Wakefulness Inside a Sleep
I wasn’t born yet, the wanderer dreams,
Nor am I now. Now, I’m back in storage,
In my guise as hermit by the roadside,
My role whenever wanderers become
Vulnerable or unfashionable.
A special kind of tourist is in vogue,
The traveler of authenticity.
From the perspective of geography,
Anthropology, ideology,
Native or nativist identity,
The wanderer, by redefinition,
Lacks authenticity. Come sit with me.
We can pretend to be irrelevant
In an age when pretense is genuine.
Sometimes I think Siddhartha didn’t want
Disciples or an end to suffering
And didn’t give up life as a hermit
Hoping the world would come to him, dreaming
Under his tree. He was only dreaming.
He didn’t expect such a commotion.
He was resting, trying not to attract
Attention—he wasn’t mumbling sermons.
He was a person, a human beset
By thoughts words’ infections wormed into him.

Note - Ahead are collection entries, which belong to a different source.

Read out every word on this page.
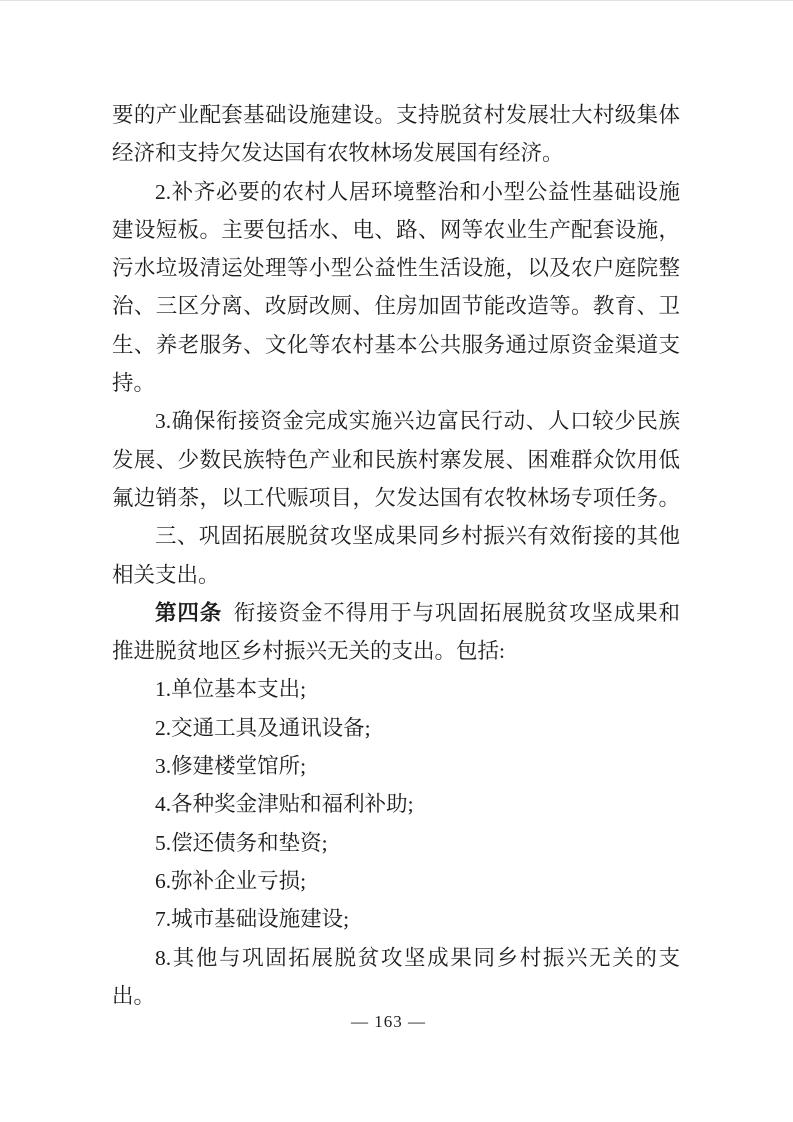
要的产业配套基础设施建设。支持脱贫村发展壮大村级集体
经济和支持欠发达国有农牧林场发展国有经济。
2.补齐必要的农村人居环境整治和小型公益性基础设施
建设短板。主要包括水、电、路、网等农业生产配套设施，
污水垃圾清运处理等小型公益性生活设施，以及农户庭院整
治、三区分离、改厨改厕、住房加固节能改造等。教育、卫
生、养老服务、文化等农村基本公共服务通过原资金渠道支
持。
3.确保衔接资金完成实施兴边富民行动、人口较少民族
发展、少数民族特色产业和民族村寨发展、困难群众饮用低
氟边销茶，以工代赈项目，欠发达国有农牧林场专项任务。
三、巩固拓展脱贫攻坚成果同乡村振兴有效衔接的其他
相关支出。
第四条 衔接资金不得用于与巩固拓展脱贫攻坚成果和
推进脱贫地区乡村振兴无关的支出。包括:
1.单位基本支出;
2.交通工具及通讯设备;
3.修建楼堂馆所;
4.各种奖金津贴和福利补助;
5.偿还债务和垫资;
6.弥补企业亏损;
7.城市基础设施建设;
8.其他与巩固拓展脱贫攻坚成果同乡村振兴无关的支
出。
— 163 —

But as he dreamed his solitary dream
By the way that had been indifferent
To him up to then, he talked in his sleep
Until someone shrewd, someone authentic,
Overheard him. Before his eyes opened
A genuine temple rose around him,
And there would be no more wandering then
For him, the life of the poem lost to him.
But this is not Siddhartha’s dream. The trees
Are still crystal, the patch is still yellow
On the side of the house in the distance
Where all the rest lies, waiting, not waking.